Balzare in avanti è tornare al punto di partenza, al paradiso perduto, è la resa dei conti con il sacro, con ciò che è inviolabile e ci rende una cosa sola: l'umanità, la città futura ha già un nome: Cosmopoli. Il futuro si potrà costruire con le nostre tradizioni: la tradizione cristiana, quella dei Balducci, Zanottelli, Ciotti, Puglisi, Don Gallo, i Beati Costruttori di Pace. La tradizione socialista e Gramsciana dove però oggi la modernità - e quindi la Rivoluzione - consiste nel riconciliare il genere umano con la Terra, e non nell'americanismo industriale che ci ha umiliati e alienati con la "catena di montaggio". E poi la tradizione delle minoranze: le sinistre eretiche degli anni Settanta, il movimento delle donne, i migranti e l'incontro con l'altro, le subculture, quindi il rock'n'roll. Nell'incontro con queste tre grandi tradizioni nostre ritroviamo gli strumenti culturali e politici per costruire il futuro. Queste tre tradizioni ci riportano all'inizio delle civiltà, ai primi passi del cammino dell'uomo nella storia... dove le leggi e le religioni si ritrovano in un unico principio, "non fare agli altri quello che non vorresti fosse fatto a te". Se togli questo punto crolla ogni civiltà, ogni legge, ogni religione... E l'Angelus Novus ritorna per ricordarci che l'ateismo di massa ha distrutto ogni utopia e ogni sogno. Di fronte alle nuove narrazioni del Mito noi restiamo immobili, non camminiamo più, siamo paralizzati dalla paura e immobili continuiamo ad adorare quello che oggi è di fatto diventato una divinità, il dio profitto. Quel dio a cui si sono arrese tutte le ideologie figlie di un pensiero illuminista e scientifico.

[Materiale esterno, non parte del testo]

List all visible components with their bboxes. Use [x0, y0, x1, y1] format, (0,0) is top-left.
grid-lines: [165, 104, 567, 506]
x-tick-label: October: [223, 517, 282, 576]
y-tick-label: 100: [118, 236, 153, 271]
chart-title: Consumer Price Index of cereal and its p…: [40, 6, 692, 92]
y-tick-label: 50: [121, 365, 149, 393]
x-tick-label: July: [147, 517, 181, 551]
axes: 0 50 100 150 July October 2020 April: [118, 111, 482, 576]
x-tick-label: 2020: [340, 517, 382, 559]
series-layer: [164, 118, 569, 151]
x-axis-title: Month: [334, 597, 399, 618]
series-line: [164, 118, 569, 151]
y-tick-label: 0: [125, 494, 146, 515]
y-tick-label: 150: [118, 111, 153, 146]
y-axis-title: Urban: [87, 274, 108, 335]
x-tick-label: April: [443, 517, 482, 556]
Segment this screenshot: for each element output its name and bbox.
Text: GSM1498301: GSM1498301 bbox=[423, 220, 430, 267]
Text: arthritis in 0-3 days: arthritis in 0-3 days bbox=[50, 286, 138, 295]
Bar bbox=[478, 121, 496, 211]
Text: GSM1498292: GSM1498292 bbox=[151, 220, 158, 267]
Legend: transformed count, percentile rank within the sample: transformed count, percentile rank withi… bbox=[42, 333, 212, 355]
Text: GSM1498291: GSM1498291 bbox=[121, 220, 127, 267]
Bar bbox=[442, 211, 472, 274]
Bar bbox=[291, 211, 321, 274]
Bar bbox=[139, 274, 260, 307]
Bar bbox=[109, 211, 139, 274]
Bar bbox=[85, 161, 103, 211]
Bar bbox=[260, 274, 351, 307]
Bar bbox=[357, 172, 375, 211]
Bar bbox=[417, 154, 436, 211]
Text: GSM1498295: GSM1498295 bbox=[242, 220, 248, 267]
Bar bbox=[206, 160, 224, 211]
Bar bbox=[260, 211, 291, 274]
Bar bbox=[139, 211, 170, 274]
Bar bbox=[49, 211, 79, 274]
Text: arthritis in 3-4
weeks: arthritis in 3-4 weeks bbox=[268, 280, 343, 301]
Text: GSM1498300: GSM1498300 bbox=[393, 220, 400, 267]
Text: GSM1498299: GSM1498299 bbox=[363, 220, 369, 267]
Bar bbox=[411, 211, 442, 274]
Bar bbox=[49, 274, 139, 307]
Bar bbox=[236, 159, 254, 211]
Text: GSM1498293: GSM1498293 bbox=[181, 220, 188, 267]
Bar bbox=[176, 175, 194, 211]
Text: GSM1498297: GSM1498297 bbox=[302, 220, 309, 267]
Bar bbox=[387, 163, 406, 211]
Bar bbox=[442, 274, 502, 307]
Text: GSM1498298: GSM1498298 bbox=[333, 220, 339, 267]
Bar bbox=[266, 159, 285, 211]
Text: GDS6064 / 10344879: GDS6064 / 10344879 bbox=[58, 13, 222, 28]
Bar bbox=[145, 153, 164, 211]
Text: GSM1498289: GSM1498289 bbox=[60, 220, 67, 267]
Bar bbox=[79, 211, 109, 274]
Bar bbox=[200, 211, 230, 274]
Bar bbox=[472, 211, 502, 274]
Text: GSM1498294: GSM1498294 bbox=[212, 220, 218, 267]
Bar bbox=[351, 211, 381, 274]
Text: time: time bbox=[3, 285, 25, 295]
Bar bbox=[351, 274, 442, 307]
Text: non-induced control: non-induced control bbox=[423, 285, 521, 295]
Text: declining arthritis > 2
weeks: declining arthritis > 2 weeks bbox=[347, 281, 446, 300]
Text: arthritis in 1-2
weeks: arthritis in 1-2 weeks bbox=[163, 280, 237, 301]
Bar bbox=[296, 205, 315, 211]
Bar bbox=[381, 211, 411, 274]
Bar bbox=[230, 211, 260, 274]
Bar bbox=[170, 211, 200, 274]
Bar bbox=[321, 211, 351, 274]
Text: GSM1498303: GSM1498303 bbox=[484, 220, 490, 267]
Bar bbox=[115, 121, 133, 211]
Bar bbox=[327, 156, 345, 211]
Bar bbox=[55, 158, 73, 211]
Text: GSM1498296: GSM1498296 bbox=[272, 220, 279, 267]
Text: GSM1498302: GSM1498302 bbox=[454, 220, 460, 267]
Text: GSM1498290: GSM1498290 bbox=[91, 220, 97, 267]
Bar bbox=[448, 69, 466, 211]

Tornano Heidegger e Simon Weill accanto alla modernità gramsciana, e insieme a... all'Angelus Novus. Ma passando per l'ultimo Mario Tronti e Balducci. C'è un tempo dell'essere e uno dell'esistere. Il disco Sangue e cenere è un viaggio su una fune che unisce i due tempi. È un disco per funamboli alla ricerca di una nuova relazione fra i principi di sempre, che restano eterni agli estremi: odio e amore, guerra e pace, sangue e cenere. La redenzione passa attraverso la memoria, il ricordo delle vittime il loro riscatto: le storie! L'Angelo di Klee torna per frugare fra le rovine e con i frammenti ritrovati ricostruisce una memoria».